Yes, that could be done. But it isn't. In effect you are asking the
DBMS also to be a spreadsheet: i.e. change this cell and everything
that depends on it gets recomputed.
A spreadsheet is an order of magnitude simpler to implement than a
DBMS, but the combination would be an order of magnitude (or more)
harder. Even object graph databases don't offer spreadsheet
functionality, and it would be a lot easier to do there than in a
table relational system.
>So yes, you need caching if you want to decrease CPU use, but you
>could also see it as new values being computed again and again through
>query. Would such caching you are mentioning really improve
>performance, I do not know, so it might be premature optimization?
It may take only 3 cycles to multiply two numbers, but it can take
thousands of cycles [or millions if the data is on disk] to get those
two numbers into the multiplier.
There always are exceptions, but the general rule is that whenever the
result requires:
- significant computation,
- significant resources, or
- significant time
then you should cache the result instead of recomputing it.

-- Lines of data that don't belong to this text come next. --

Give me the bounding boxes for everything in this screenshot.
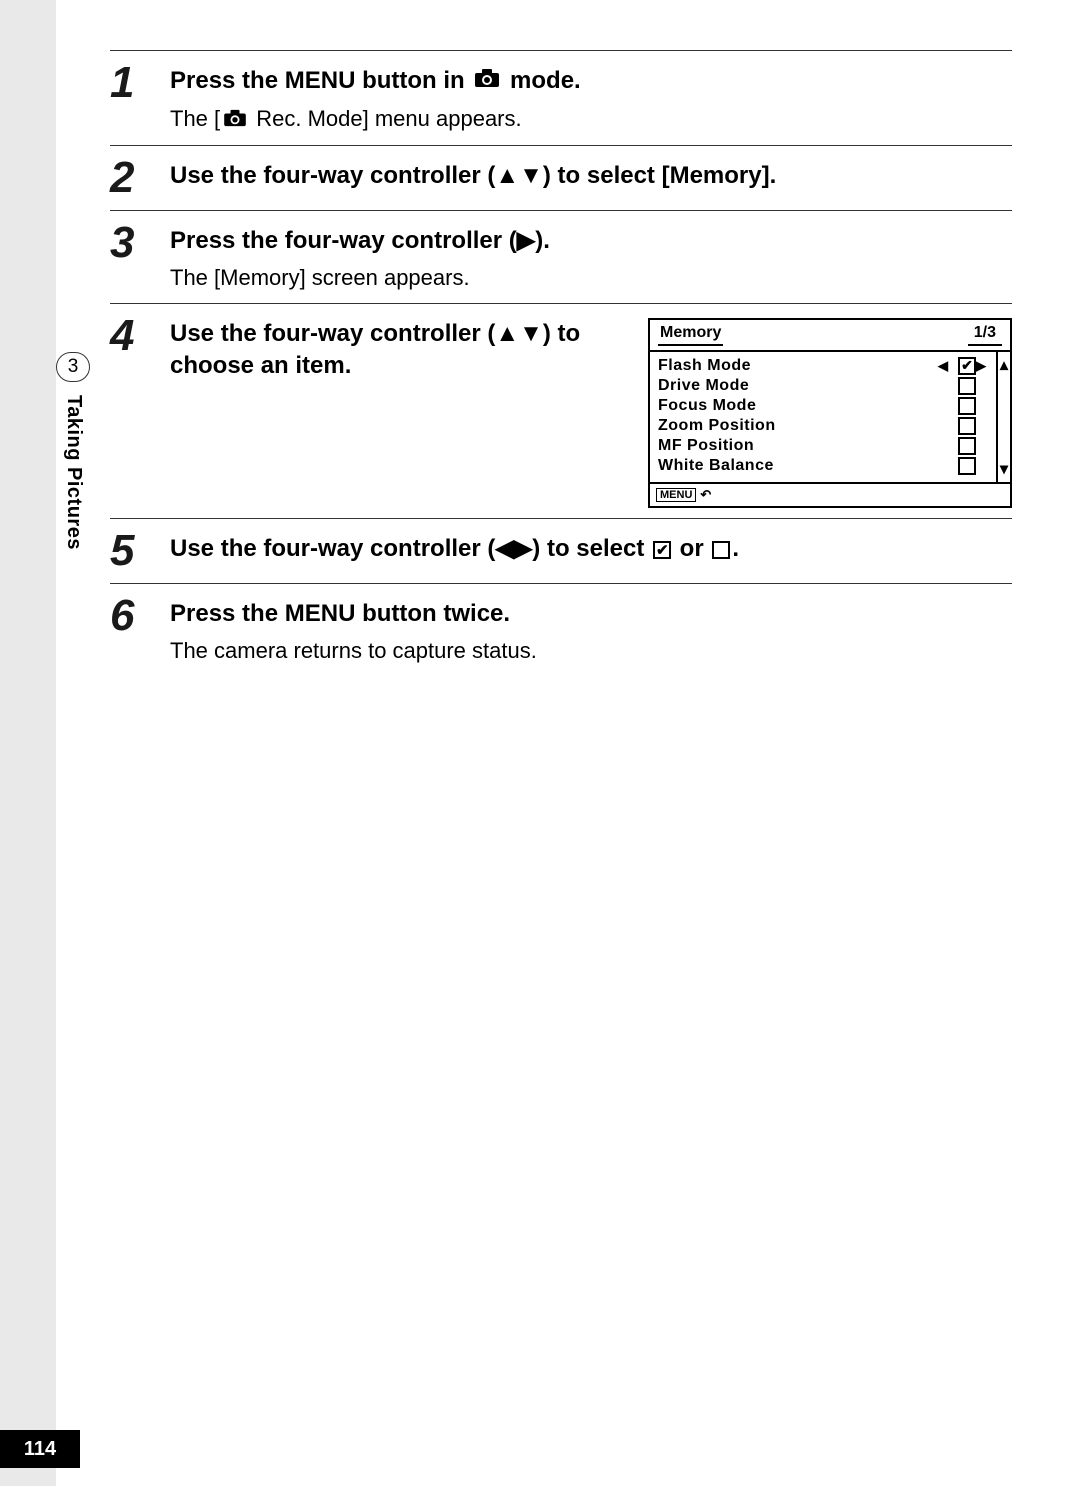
step-title: Press the MENU button in mode. <box>170 65 1012 98</box>
memory-item-label: Flash Mode <box>658 357 938 375</box>
memory-screen-panel: Memory 1/3 Flash Mode ◀ ▶ Drive Mode <box>648 318 1012 508</box>
step-body: Press the four-way controller (▶). The [… <box>170 221 1012 293</box>
memory-panel-title: Memory <box>658 324 723 346</box>
memory-item-zoom-position[interactable]: Zoom Position <box>658 416 988 436</box>
checkbox-empty-icon <box>958 457 976 475</box>
step-number: 6 <box>110 594 170 638</box>
chapter-number-badge: 3 <box>56 352 90 382</box>
step-title: Use the four-way controller (▲▼) to sele… <box>170 160 1012 192</box>
step-number: 4 <box>110 314 170 358</box>
step-number: 2 <box>110 156 170 200</box>
step-title: Press the MENU button twice. <box>170 598 1012 630</box>
step-number: 1 <box>110 61 170 105</box>
memory-panel-footer: MENU ↶ <box>650 482 1010 506</box>
back-arrow-icon: ↶ <box>700 487 711 503</box>
memory-panel-body: Flash Mode ◀ ▶ Drive Mode Focus Mode <box>650 352 1010 482</box>
step-body: Press the MENU button twice. The camera … <box>170 594 1012 666</box>
checkbox-checked-icon <box>653 541 671 559</box>
step-desc: The [ Rec. Mode] menu appears. <box>170 104 1012 135</box>
text: Rec. Mode] menu appears. <box>250 106 521 131</box>
memory-item-label: Focus Mode <box>658 397 950 415</box>
checkbox-checked-icon <box>958 357 976 375</box>
text: button in <box>355 67 471 94</box>
text: mode. <box>503 67 580 94</box>
step-body: Use the four-way controller (◀▶) to sele… <box>170 529 1012 565</box>
step-title: Press the four-way controller (▶). <box>170 225 1012 257</box>
scroll-up-icon: ▴ <box>1000 355 1008 375</box>
text: Press the <box>170 600 285 627</box>
text: . <box>732 535 739 562</box>
memory-item-mf-position[interactable]: MF Position <box>658 436 988 456</box>
step-body: Press the MENU button in mode. The [ Rec… <box>170 61 1012 135</box>
left-margin-strip <box>0 0 56 1486</box>
checkbox-empty-icon <box>958 437 976 455</box>
memory-item-label: White Balance <box>658 457 950 475</box>
checkbox-empty-icon <box>958 397 976 415</box>
text: button twice. <box>355 600 510 627</box>
menu-button-label[interactable]: MENU <box>656 488 696 502</box>
memory-item-label: MF Position <box>658 437 950 455</box>
text: Use the four-way controller (◀▶) to sele… <box>170 535 651 562</box>
chapter-section-label: Taking Pictures <box>62 395 85 550</box>
memory-item-focus-mode[interactable]: Focus Mode <box>658 396 988 416</box>
step-4: 4 Use the four-way controller (▲▼) to ch… <box>110 303 1012 508</box>
step-3: 3 Press the four-way controller (▶). The… <box>110 210 1012 293</box>
camera-icon <box>223 105 247 135</box>
memory-panel-header: Memory 1/3 <box>650 320 1010 352</box>
checkbox-empty-icon <box>712 541 730 559</box>
step-desc: The [Memory] screen appears. <box>170 263 1012 293</box>
step-2: 2 Use the four-way controller (▲▼) to se… <box>110 145 1012 200</box>
camera-icon <box>474 65 500 97</box>
step-body: Use the four-way controller (▲▼) to choo… <box>170 314 1012 508</box>
memory-item-white-balance[interactable]: White Balance <box>658 456 988 476</box>
checkbox-empty-icon <box>958 417 976 435</box>
memory-item-label: Drive Mode <box>658 377 950 395</box>
nav-right-icon: ▶ <box>976 358 988 374</box>
step-1: 1 Press the MENU button in mode. The [ R… <box>110 50 1012 135</box>
menu-word: MENU <box>285 67 356 94</box>
step-6: 6 Press the MENU button twice. The camer… <box>110 583 1012 666</box>
memory-item-flash-mode[interactable]: Flash Mode ◀ ▶ <box>658 356 988 376</box>
memory-item-label: Zoom Position <box>658 417 950 435</box>
memory-panel-page-indicator: 1/3 <box>968 324 1002 346</box>
page-number: 114 <box>0 1430 80 1468</box>
memory-scrollbar[interactable]: ▴ ▾ <box>996 352 1010 482</box>
memory-item-list: Flash Mode ◀ ▶ Drive Mode Focus Mode <box>650 352 996 482</box>
step-body: Use the four-way controller (▲▼) to sele… <box>170 156 1012 192</box>
scroll-down-icon: ▾ <box>1000 459 1008 479</box>
menu-word: MENU <box>285 600 356 627</box>
checkbox-empty-icon <box>958 377 976 395</box>
nav-left-icon: ◀ <box>938 358 950 374</box>
memory-item-drive-mode[interactable]: Drive Mode <box>658 376 988 396</box>
step-desc: The camera returns to capture status. <box>170 636 1012 666</box>
step-number: 5 <box>110 529 170 573</box>
text: Press the <box>170 67 285 94</box>
step-title: Use the four-way controller (▲▼) to choo… <box>170 318 630 383</box>
main-content: 1 Press the MENU button in mode. The [ R… <box>110 50 1012 666</box>
step-5: 5 Use the four-way controller (◀▶) to se… <box>110 518 1012 573</box>
text: or <box>673 535 710 562</box>
step-number: 3 <box>110 221 170 265</box>
chapter-number: 3 <box>68 356 79 378</box>
step-title: Use the four-way controller (◀▶) to sele… <box>170 533 1012 565</box>
text: The [ <box>170 106 220 131</box>
page-number-text: 114 <box>24 1438 56 1461</box>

Joins and sorts can take a whole lot of memory (and spill onto disk if
they overflow the work buffer). A fetch of a table or index not in
memory is simple but takes a lot of time - as well as maybe pushing
something else out (increasing the complexity of a competing query).
>If we do go down the cache path, then I agree, materialized views
>seems nice, but I would prefer temporary materialized views: they
>should be cleaned up at the end of the session. Moreover, they should
>be ideally just in memory, not really on disk. Materialized views are
>currently stored to disk, no?
In PG, all *named* tables are backed on disk - even temporary tables.
Only anonymous tables of query results can exist entirely in memory
[and even they can spill onto disk when necessary].
With enough memory you can cache all your tables in shared buffers and
have enough extra that you never run out of work buffers and never
overflow a work buffer. But that is the best you can achieve with PG.